Hablar de Dios siempre es tema complejo. Sin embargo, con nuestra inteligencia algo podemos inferir de las características del nombre de Dios. Santo Tomás de Aquino nos propone sus reflexiones:
El nombre de Dios es, en primer lugar, admirable porque obra maravillas en todas las criaturas. Por eso el Señor dice en el Evangelio: «En mi Nombre arrojarán los demonios, hablarán nuevas lenguas, tomarán serpientes en sus manos, y si bebieren un veneno no les hará daño» (Marcos 16, 17).

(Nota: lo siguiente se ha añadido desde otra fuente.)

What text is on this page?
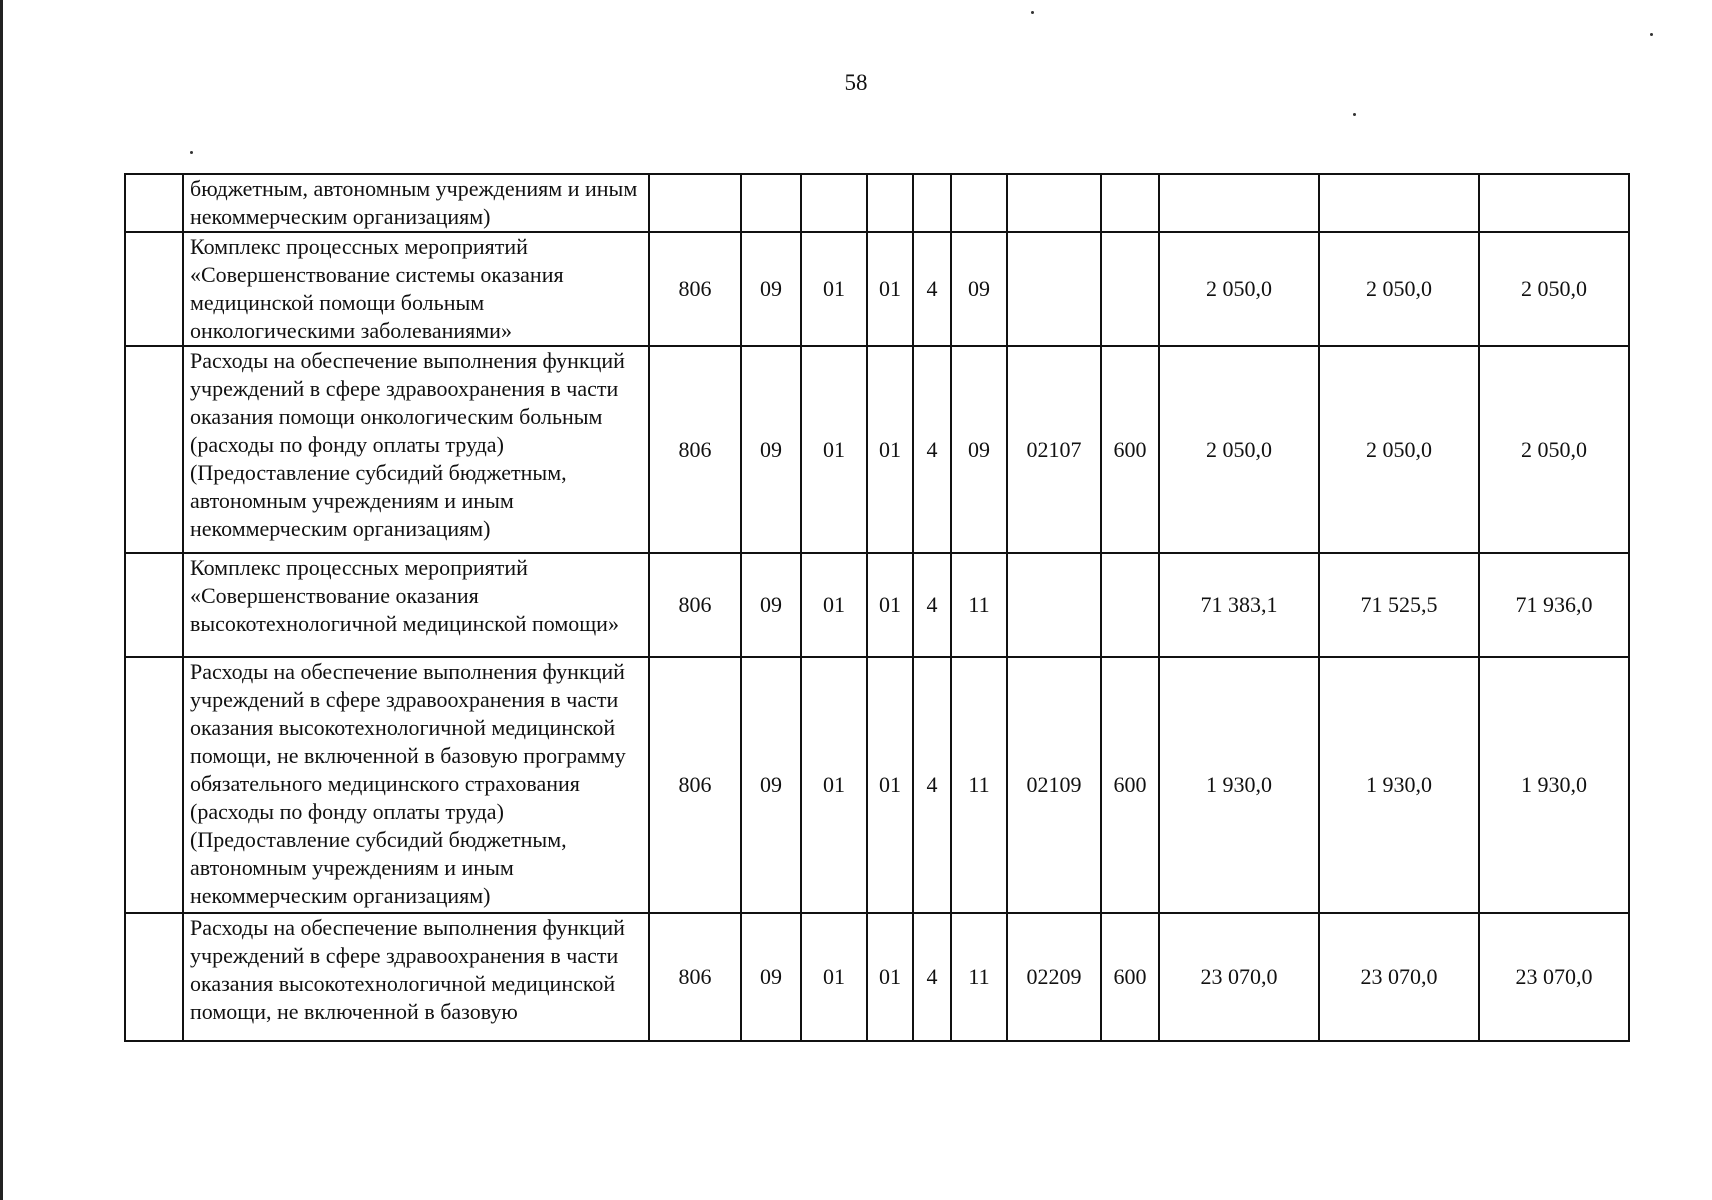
58
	бюджетным, автономным учреждениям и иным некоммерческим организациям)											
	Комплекс процессных мероприятий «Совершенствование системы оказания медицинской помощи больным онкологическими заболеваниями»	806	09	01	01	4	09			2 050,0	2 050,0	2 050,0
	Расходы на обеспечение выполнения функций учреждений в сфере здравоохранения в части оказания помощи онкологическим больным (расходы по фонду оплаты труда) (Предоставление субсидий бюджетным, автономным учреждениям и иным некоммерческим организациям)	806	09	01	01	4	09	02107	600	2 050,0	2 050,0	2 050,0
	Комплекс процессных мероприятий «Совершенствование оказания высокотехнологичной медицинской помощи»	806	09	01	01	4	11			71 383,1	71 525,5	71 936,0
	Расходы на обеспечение выполнения функций учреждений в сфере здравоохранения в части оказания высокотехнологичной медицинской помощи, не включенной в базовую программу обязательного медицинского страхования (расходы по фонду оплаты труда) (Предоставление субсидий бюджетным, автономным учреждениям и иным некоммерческим организациям)	806	09	01	01	4	11	02109	600	1 930,0	1 930,0	1 930,0
	Расходы на обеспечение выполнения функций учреждений в сфере здравоохранения в части оказания высокотехнологичной медицинской помощи, не включенной в базовую	806	09	01	01	4	11	02209	600	23 070,0	23 070,0	23 070,0
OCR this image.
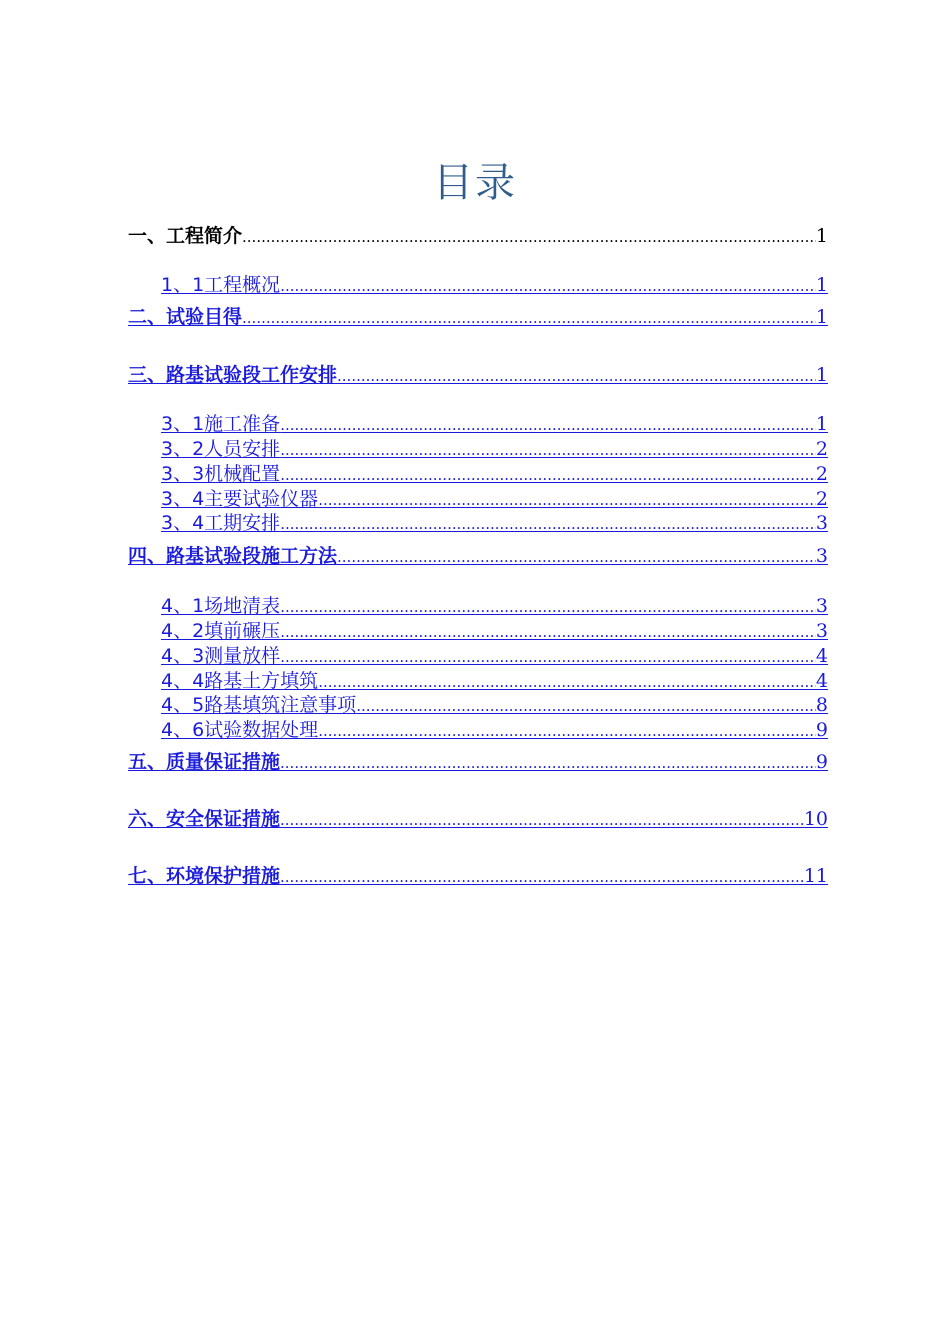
目录
一、工程简介 .....	1
1、1工程概况 .....	1
二、试验目得 .....	1
三、路基试验段工作安排 .....	1
3、1施工准备 .....	1
3、2人员安排 .....	2
3、3机械配置 .....	2
3、4主要试验仪器 .....	2
3、4工期安排 .....	3
四、路基试验段施工方法 .....	3
4、1场地清表 .....	3
4、2填前碾压 .....	3
4、3测量放样 .....	4
4、4路基土方填筑 .....	4
4、5路基填筑注意事项 .....	8
4、6试验数据处理 .....	9
五、质量保证措施 .....	9
六、安全保证措施 .....	10
七、环境保护措施 .....	11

El nombre de Dios es amable. «Bajo el cielo —dice san Pedro— no se nos ha dado otro nombre que pueda salvarnos» (Hechos 4, 12). San Ignacio de Antioquia, que amó tanto el nombre de Cristo, nos ofrece un ejemplo de este amor. Cuando el emperador Trajano lo conminó a que negara el nombre de Cristo, respondió que le era imposible separarlo de sus labios. Y como el emperador lo amenazara con degollarlo, para arrancar así a Cristo de sus labios, Ignacio respondió: «Aunque me lo quitaras de mis labios, nunca podrás arrancarlo de mi corazón; pues llevo este nombre grabado en mi corazón, y es por eso que no puedo dejar de invocarlo». Oyendo esto Trajano, y queriendo ver si era cierto, luego de haberle hecho cortar la cabeza, mandó que le arrancaran el corazón. Y se halló que en él estaba grabado con letras de oro, el nombre de Cristo. Porque había puesto ese nombre en su corazón, como un sello.
El nombre de Dios es venerable. Afirma el apóstol que «al nombre de Jesús se dobla toda rodilla en el cielo, en la tierra y en el infierno» (Filipenses 2, 10). En el cielo, por parte de los ángeles y los santos. En la tierra, por parte de los hombres que viven en el mundo; éstos lo hacen, o bien por amor a la gloria que desean alcanzar, o bien por temor a las penas del castigo. En el infierno, por parte de los condenados, que lo hacen por temor.
El nombre de Dios es inefable, porque ninguna lengua es capaz de expresar toda su riqueza. Por esta razón a veces se intenta una aproximación por medio de las creaturas. Y así se le da a Dios el nombre de fuego, en razón de su poder purificador. Porque así como el fuego purifica los metales, Dios purifica el corazón de los pecadores. Por esto se dice en la Escritura: «Vuestro Dios es un fuego que consume» (Deuteronomio 4, 24)».